Schizonycha meracula

Scientific classification
- Kingdom: Animalia
- Phylum: Arthropoda
- Clade: Pancrustacea
- Class: Insecta
- Order: Coleoptera
- Suborder: Polyphaga
- Infraorder: Scarabaeiformia
- Family: Scarabaeidae
- Genus: Schizonycha
- Species: S. meracula
- Binomial name: Schizonycha meracula Péringuey, 1904

= Schizonycha meracula =

- Genus: Schizonycha
- Species: meracula
- Authority: Péringuey, 1904

Species of beetle

Schizonycha meracula is a species of beetle of the family Scarabaeidae. It is found in Namibia.

== Description ==
Adults reach a length of about 11 mm. They are very similar to Schizonycha infantilis, but the corners of the clypeus are more broadly rounded, the very sharp carina is not sinuate, and is normally arcuate, but the basal carina which is not very sharp, especially laterally, is produced in a triangle the apex of which is prolonged into a not very well defined longitudinal raised line reaching the centre of the frontal carina. The punctures are plainly asperous in the frontal part and more shallow on the clypeus.

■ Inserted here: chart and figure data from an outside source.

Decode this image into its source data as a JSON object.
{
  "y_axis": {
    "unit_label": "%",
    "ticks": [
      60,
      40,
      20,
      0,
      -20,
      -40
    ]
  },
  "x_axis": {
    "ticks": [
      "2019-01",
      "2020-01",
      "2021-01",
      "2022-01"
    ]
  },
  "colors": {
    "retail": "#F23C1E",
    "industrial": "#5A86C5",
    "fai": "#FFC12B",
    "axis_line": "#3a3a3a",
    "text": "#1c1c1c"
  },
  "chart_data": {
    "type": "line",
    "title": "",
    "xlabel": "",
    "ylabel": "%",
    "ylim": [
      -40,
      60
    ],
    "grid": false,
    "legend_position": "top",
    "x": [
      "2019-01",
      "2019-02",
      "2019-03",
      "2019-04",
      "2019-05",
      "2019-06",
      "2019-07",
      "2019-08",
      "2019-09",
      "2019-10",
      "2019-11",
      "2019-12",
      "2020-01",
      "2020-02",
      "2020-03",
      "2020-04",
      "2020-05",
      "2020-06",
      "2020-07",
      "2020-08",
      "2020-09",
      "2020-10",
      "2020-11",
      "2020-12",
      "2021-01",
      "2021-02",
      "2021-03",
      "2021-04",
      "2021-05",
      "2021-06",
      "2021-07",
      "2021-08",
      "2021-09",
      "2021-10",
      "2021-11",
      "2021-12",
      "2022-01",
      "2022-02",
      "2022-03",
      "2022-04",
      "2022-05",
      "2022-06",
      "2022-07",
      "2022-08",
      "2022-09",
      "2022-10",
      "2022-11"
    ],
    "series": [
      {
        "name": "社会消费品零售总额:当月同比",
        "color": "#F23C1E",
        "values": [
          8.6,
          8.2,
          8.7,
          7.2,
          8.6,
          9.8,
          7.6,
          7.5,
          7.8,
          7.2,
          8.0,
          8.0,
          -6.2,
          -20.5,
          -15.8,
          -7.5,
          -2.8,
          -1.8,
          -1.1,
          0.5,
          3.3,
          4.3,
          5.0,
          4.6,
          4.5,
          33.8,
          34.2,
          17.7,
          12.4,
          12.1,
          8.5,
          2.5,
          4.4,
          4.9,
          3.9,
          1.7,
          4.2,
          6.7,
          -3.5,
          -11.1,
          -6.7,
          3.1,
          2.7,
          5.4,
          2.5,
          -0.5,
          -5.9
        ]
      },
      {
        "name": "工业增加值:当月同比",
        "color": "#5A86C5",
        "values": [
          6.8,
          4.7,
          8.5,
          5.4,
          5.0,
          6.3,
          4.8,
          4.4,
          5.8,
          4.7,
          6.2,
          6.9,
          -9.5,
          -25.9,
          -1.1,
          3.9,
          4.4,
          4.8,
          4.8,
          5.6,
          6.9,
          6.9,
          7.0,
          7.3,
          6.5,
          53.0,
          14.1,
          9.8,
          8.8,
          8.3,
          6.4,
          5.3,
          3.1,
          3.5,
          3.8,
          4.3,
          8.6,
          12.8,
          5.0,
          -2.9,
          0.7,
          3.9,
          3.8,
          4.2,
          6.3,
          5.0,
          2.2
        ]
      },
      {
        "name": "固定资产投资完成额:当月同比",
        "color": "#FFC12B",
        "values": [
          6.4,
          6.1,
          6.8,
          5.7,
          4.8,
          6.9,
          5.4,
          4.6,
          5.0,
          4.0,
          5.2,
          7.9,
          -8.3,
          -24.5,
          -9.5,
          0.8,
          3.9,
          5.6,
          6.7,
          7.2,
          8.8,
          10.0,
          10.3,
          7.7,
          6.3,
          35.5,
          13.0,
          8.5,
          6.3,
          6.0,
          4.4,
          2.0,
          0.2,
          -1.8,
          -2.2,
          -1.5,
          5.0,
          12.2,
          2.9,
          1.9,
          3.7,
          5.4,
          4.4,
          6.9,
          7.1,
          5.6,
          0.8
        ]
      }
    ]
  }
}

On the pronotum, which is of nearly similar shape but less obliquely attenuate laterally, the punctures in the posterior part are a little more scattered, and there is on the median part a somewhat indistinct longitudinal smooth space. The punctures on the scutellum are less numerous. On the elytra, the discoidal part is somewhat coriaceous owing to some sub-transverse slightly raised folds, and the very briefly setigerous punctures are a little wider apart.